Not enough arguments for Module::foo at SomeModule.pm line 123, near "()"The error doesn't mean what it looks like, the called function - called from within an eval block - didn't require any argument and didn't use prototypingat all. No other file within all scopes and common source defined this sub with prototypes. What happend? The error message is wrong, it seems to be a little compiler bug but usually not a critical one, because mixing up a namespace's symbol table is strongly not recommended. Doing so may lead to unexpected errors - like it did in this case. The module in question had an eval { } block (which is compiled at compile time) calling the sub which was reported to have too few arguments. The problem didn't pop up when calling those subs outside of eval { } and it didn't happen when changing the eval block to string eval using ' instead of the block brackets. I assume that Perl was checking the symbol table for the sub in question.

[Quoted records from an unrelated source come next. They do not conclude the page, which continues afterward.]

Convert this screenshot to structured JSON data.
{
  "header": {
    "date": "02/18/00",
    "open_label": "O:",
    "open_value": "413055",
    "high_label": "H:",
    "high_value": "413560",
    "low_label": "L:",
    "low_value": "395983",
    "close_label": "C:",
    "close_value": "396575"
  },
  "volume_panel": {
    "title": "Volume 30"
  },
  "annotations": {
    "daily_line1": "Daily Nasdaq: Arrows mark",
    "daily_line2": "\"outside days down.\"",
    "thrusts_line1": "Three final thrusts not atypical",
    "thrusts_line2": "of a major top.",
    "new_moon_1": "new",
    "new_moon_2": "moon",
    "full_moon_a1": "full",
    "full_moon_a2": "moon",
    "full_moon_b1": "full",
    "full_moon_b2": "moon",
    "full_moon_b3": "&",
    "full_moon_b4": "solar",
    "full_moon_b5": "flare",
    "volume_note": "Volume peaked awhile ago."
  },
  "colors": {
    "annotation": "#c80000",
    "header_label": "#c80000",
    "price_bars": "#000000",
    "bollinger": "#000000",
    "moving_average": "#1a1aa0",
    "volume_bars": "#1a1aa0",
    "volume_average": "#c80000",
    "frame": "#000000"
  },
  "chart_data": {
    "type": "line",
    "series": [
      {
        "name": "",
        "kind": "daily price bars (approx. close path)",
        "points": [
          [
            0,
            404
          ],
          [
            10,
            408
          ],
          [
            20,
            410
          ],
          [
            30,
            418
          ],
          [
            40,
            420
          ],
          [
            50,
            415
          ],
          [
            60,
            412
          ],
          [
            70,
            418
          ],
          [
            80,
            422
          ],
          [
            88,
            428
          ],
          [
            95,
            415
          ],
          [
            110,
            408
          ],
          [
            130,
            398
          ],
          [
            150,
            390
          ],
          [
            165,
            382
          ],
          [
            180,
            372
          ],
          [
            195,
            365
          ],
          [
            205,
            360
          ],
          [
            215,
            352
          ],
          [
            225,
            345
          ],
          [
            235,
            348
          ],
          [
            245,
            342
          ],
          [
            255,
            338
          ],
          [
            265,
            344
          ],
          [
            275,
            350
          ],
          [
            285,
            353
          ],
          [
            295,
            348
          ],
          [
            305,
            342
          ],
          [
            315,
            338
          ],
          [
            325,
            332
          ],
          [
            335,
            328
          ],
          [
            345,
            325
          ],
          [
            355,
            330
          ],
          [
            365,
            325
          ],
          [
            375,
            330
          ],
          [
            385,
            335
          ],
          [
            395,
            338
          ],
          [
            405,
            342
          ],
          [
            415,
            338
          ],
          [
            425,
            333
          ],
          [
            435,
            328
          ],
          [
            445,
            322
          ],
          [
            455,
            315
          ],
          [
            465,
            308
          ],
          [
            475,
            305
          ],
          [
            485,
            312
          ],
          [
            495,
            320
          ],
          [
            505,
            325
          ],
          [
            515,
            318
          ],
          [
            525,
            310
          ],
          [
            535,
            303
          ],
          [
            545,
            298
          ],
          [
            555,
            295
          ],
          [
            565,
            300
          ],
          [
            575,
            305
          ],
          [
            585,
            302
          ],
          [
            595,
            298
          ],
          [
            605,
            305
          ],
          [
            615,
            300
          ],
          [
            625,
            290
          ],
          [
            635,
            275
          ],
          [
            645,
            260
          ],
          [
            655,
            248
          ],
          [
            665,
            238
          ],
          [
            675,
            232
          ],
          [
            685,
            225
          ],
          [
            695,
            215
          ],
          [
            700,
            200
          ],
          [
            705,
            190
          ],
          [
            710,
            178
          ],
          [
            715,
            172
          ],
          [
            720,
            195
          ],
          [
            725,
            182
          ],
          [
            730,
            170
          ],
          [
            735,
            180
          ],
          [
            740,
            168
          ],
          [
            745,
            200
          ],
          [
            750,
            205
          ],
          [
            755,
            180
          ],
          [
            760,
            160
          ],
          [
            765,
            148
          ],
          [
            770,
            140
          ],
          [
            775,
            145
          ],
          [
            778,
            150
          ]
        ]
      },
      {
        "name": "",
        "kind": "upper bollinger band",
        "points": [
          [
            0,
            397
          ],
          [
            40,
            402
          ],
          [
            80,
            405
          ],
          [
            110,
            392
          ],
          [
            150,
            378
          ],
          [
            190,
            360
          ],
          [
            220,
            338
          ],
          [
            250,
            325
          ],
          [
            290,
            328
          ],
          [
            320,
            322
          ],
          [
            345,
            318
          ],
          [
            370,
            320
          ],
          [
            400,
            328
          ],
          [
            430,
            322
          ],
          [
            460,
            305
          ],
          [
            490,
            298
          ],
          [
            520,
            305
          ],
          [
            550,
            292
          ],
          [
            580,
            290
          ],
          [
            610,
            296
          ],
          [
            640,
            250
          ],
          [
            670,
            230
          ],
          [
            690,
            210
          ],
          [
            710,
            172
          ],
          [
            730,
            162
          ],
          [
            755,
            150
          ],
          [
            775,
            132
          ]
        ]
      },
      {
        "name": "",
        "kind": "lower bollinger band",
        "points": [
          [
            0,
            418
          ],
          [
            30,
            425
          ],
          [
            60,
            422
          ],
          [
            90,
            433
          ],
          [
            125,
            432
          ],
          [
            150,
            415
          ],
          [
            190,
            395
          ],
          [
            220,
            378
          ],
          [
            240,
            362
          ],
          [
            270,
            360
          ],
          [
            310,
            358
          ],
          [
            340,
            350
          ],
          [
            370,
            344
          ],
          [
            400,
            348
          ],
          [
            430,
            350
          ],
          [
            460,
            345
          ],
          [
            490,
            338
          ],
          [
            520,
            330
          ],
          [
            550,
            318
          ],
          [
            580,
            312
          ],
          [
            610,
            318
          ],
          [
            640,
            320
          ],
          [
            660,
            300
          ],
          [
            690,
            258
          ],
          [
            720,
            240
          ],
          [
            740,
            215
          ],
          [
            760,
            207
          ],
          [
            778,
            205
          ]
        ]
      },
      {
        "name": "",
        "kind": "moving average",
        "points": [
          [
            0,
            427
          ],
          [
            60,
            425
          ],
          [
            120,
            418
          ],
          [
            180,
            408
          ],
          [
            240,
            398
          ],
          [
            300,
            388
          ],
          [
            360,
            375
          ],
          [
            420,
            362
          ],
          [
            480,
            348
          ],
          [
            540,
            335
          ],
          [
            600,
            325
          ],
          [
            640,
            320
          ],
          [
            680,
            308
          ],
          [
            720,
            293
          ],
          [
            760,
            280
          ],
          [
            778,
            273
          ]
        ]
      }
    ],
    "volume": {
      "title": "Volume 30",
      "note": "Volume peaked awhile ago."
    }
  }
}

It didn't contain a valid blob reference and the compiler wasn't able to handle this unexpected case. We created a simple empty sub and used it for cleaning up the virtual namespace:
sub dontuseme {
}
[...]
${$modname}{$fn} = $MappingModule::{dontuseme};Everything is working now. I don't want to write "everything is fine", because it isn't. Torben and I decided to increase the priority of removing this piece of code - but we've to provide a solution for all other teams currently using the virtual namespace and every script has to be converted before we could remove these modules.